Sonriente y aparentemente feliz, la actriz posa sobre la arena, envuelta en una toalla verde, un albornoz blanco o un bañador naranja. A veces, juega con el agua o bebe champán. Parece un espíritu despreocupado que sabe gozar del instante.

Barris continuó la sesión fotográfica en Hollywood Hills, donde Marilyn, con un jersey rosa, se abraza a una columna, posa de espaldas ante una celosía con un pantalón y un jersey naranjas o sonríe al volante de un coche descapotable. Ya en el interior, habla por teléfono desde la cama. La imagen puede interpretarse como un presagio de su muerte.

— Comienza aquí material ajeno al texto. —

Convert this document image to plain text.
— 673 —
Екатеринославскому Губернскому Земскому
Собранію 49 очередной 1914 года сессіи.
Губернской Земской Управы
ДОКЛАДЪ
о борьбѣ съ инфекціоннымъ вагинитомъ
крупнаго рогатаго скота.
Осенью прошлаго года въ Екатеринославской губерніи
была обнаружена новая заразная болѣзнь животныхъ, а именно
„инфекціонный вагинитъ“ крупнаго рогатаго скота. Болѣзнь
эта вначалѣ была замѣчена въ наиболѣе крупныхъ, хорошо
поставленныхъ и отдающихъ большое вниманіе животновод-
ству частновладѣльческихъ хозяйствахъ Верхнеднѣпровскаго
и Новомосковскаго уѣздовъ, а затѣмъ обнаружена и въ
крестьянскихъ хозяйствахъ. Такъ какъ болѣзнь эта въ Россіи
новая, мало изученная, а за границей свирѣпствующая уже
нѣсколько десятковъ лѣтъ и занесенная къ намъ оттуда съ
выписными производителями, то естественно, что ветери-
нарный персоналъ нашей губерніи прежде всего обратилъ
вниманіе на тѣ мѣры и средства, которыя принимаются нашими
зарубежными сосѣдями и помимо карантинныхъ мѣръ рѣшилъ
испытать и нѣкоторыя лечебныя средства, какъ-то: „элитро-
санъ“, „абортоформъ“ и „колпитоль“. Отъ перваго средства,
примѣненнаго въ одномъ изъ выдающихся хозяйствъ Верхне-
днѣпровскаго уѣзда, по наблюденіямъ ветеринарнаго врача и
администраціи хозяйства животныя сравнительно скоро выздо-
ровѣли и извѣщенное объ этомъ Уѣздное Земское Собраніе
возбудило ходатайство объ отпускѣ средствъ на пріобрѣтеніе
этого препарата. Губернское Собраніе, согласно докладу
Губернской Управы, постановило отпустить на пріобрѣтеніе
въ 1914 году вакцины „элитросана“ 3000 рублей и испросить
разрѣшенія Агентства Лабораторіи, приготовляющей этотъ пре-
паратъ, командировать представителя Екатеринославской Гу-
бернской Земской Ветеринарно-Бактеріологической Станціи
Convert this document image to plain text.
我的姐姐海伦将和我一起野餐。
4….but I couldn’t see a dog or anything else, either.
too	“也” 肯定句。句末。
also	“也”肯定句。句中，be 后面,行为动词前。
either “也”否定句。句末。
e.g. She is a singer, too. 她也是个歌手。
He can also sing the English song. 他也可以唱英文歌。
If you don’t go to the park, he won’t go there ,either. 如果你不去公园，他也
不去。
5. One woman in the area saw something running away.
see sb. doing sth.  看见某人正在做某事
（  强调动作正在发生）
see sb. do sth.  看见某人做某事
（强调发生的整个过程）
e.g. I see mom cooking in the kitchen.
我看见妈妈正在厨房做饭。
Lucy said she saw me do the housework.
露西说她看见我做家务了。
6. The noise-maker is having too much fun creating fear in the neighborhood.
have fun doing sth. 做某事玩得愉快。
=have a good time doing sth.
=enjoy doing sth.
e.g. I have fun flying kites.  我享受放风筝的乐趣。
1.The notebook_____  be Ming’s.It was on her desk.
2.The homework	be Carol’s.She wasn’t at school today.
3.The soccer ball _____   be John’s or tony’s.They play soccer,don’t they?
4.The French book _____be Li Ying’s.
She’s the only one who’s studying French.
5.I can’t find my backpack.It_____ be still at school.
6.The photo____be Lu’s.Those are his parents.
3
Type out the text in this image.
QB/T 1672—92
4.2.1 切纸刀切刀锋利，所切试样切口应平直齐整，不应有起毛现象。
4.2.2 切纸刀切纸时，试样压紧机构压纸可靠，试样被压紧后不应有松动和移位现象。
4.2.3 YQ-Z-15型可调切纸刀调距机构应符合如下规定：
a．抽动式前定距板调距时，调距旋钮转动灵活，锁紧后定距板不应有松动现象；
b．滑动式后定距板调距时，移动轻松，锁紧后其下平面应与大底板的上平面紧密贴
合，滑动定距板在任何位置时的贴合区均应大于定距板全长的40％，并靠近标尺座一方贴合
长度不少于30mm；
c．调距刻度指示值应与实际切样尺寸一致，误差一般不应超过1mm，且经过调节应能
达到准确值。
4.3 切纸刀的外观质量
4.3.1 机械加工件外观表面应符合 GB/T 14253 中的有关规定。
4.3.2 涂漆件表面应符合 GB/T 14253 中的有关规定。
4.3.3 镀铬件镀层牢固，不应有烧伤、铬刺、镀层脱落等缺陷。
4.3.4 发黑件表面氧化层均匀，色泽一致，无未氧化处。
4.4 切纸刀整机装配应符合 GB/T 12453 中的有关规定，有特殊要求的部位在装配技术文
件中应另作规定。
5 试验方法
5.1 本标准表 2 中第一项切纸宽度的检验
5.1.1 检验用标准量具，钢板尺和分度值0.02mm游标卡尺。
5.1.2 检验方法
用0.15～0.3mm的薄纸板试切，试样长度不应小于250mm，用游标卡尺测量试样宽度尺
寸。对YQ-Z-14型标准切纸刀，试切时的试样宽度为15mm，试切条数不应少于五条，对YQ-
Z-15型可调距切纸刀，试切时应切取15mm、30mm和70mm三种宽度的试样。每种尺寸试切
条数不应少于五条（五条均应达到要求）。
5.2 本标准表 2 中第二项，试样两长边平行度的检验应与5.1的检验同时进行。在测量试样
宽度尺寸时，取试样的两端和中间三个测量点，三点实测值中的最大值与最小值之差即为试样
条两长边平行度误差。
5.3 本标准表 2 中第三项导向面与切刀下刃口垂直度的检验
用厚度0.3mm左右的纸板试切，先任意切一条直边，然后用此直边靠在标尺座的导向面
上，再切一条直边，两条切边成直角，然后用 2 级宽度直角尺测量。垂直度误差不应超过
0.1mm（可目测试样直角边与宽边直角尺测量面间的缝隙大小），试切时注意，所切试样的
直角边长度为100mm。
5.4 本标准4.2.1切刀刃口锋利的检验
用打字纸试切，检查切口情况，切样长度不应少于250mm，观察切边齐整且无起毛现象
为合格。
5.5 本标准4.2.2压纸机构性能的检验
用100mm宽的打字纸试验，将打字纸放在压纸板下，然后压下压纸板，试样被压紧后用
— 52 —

Al parecer, Marilyn estaba ligeramente resfriada, pero parecía relajada y tranquila. Natural, sencilla, cercana, Barris contó que lanzó un beso a la cámara, aclarando que era "solo para George y el resto del mundo". De buen humor y sin la sofisticación de otras sesiones fotográficas, no parece una superestrella ni un mito sexual, sino una mujer inteligente que disfruta de la vida.

"Durante sus últimos días, Marilyn estuvo muy animada –comentó más tarde Barris–. Estaba llena de vida y esperaba comenzar una nueva fase en su carrera. Aunque ninguno de sus maridos y amigos la había hecho feliz, ella seguía buscando. Jamás he creído que acabara con su vida. Mi convicción es que fue asesinada".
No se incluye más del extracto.